Philippi East police station is located within the Nyanga policing cluster. Nyanga is often referred to as the ‘murder capital’ of South Africa due to the high murder rate of over 250 murders annually. Last year, in the Western Cape, the Philippi East murder rate came in second place to Nyanga, which makes the weekend killings, whilst devastating, likely unsurprising for residents of the area.
Clearly, the police are simply not carrying out their primary duty of protecting the lives of citizens.
This is despite repeated efforts over the years to address the problem of gangsterism on the Cape flats. The SAPS’s original Anti-Gang Unit (AGU) was disbanded in the early 2000s by then Police Commissioner Jacki Selebi as part of a restructuring move.
Subsequent increasing levels of gang related violence led to the establishment of “Operation Combat” – an initiative to take down and prosecute high-ranking gangsters under the auspices of the Prevention of Organised Crime Act (POCA). “Operation Combat” came to an end in 2016. In early 2018, Police Minister Bheki Cele announced the launch of “Operation Thunder”, through which members from specialised units from other provinces would be brought in to deal with crime in the Western Cape.
The AGU was officially relaunched in November 2018 by Minister Cele, to combat the burgeoning gang-related violence in the Cape Flats.

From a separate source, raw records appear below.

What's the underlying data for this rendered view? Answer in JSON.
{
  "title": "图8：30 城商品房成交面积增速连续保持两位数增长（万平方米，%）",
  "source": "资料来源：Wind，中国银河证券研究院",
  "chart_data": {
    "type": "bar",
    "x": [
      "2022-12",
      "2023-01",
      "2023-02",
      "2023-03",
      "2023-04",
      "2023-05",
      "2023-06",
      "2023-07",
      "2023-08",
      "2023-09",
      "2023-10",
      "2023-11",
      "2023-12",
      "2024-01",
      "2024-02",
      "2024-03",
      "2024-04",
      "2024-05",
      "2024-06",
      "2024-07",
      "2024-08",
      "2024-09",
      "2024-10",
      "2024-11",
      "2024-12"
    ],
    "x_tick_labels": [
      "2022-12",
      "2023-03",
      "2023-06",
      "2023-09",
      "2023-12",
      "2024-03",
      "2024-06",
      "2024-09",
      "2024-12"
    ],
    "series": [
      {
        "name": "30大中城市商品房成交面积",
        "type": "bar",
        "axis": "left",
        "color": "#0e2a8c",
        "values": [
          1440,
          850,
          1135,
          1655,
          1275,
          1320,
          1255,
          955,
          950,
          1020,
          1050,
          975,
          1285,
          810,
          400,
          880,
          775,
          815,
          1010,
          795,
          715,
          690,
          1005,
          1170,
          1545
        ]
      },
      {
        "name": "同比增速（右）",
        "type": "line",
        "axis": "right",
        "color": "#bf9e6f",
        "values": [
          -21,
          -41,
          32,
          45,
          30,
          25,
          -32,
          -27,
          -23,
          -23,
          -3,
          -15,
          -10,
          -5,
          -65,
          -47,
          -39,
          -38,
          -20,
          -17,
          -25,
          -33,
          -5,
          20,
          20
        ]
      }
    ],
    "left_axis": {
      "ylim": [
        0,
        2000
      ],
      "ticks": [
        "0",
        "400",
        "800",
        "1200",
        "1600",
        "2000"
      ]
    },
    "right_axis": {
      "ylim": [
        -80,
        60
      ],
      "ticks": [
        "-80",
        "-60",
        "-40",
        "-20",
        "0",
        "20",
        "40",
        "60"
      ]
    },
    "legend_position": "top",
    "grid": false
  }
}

The AGU, which has approximately 600 members, was reintroduced following repeated outcries from the affected communities for better police visibility in their neighbourhoods. The AGU’s strategy is community-based and is aimed at cooperation with residents of the affected areas.
The conversation around poor policing has been ongoing, particularly in poorer areas. In the 2018 Equality Court ruling, Social Justice Coalition and Others v Minister of Police and Others, it was found that there was a stark under-allocation of resources in poorer areas (where gang violence is pervasive) of the Western Cape, when compared to more affluent areas. The Equality Court found that the intersectionality of the resource discrimination included race and social origin, largely due to the remnants of apartheid spatial planning, which resulted in the concentration of black and coloured people in these poor areas.
The question is what is to be done now?
There have been repeated calls from different forums, including the Democratic Alliance (DA), which runs the province, for the deployment of soldiers into these areas to assist in policing. The DA has even called for a declaration of a state of emergency.
These calls have finally been answered by the President’s announcement of 11 July, in terms of which the SANDF will patrol the affected areas for an extendable period of three months.
However, will this solve the problem?
The SANDF’s primary mandate is, in terms of the Defence Act, to defend South Africa from external aggression and in so doing, “must respect the fundamental rights and dignity of…all persons”. In all SANDF conduct, one must remain mindful of the fact that it is a military institution with particular training and objectives. Both the Constitution and the Defence Act envisage a situation where co-operation with SAPS can take place. Legislation dictates that the SANDF may only be deployed together with SAPS in very specific circumstances. These include for the preservation of life, health or property in emergency or humanitarian relief operations, and to support any department of state, including support for purposes of socio-economic upliftment. This deployment must be ordered by the President (or Minister of Defence) who must inform Parliament promptly (within seven days of the decision being taken) of the reasons for the deployment, where the SANDF is being deployed, the number of people involved, for how long the SANDF will be in those areas, as well as the expenditure incurred. (Parliament must still consider this order and may after so doing, confirm, amend, substitute or terminate the order.)
Gang violence in the Western Cape is a direct threat to hundreds of thousands of lives, and this threat must be addressed. However, the deployment of the SANDF must be seen not as a solution but as a palliative measure.
The real problem lies with the effectiveness of the whole law and order chain: we need effective police; we need effective prosecution services and courts. Above all, we need to address the problems that underlie violence in the Cape Flats.
A holistic approach to gang violence requires impactful, well-researched policies that address the abject poverty and skyrocketing rates of unemployment, which have created a conducive environment in which crime thrives. We should welcome the deployment of the SANDF as a short-term measure within the framework of its constitutional mandate to help to restore safety and protect lives. However, the problem cannot in the long term be solved by the militarisation of policing: it will require an overhaul of the whole law and order chain and effective steps to improve the living conditions of the people of the Cape Flats.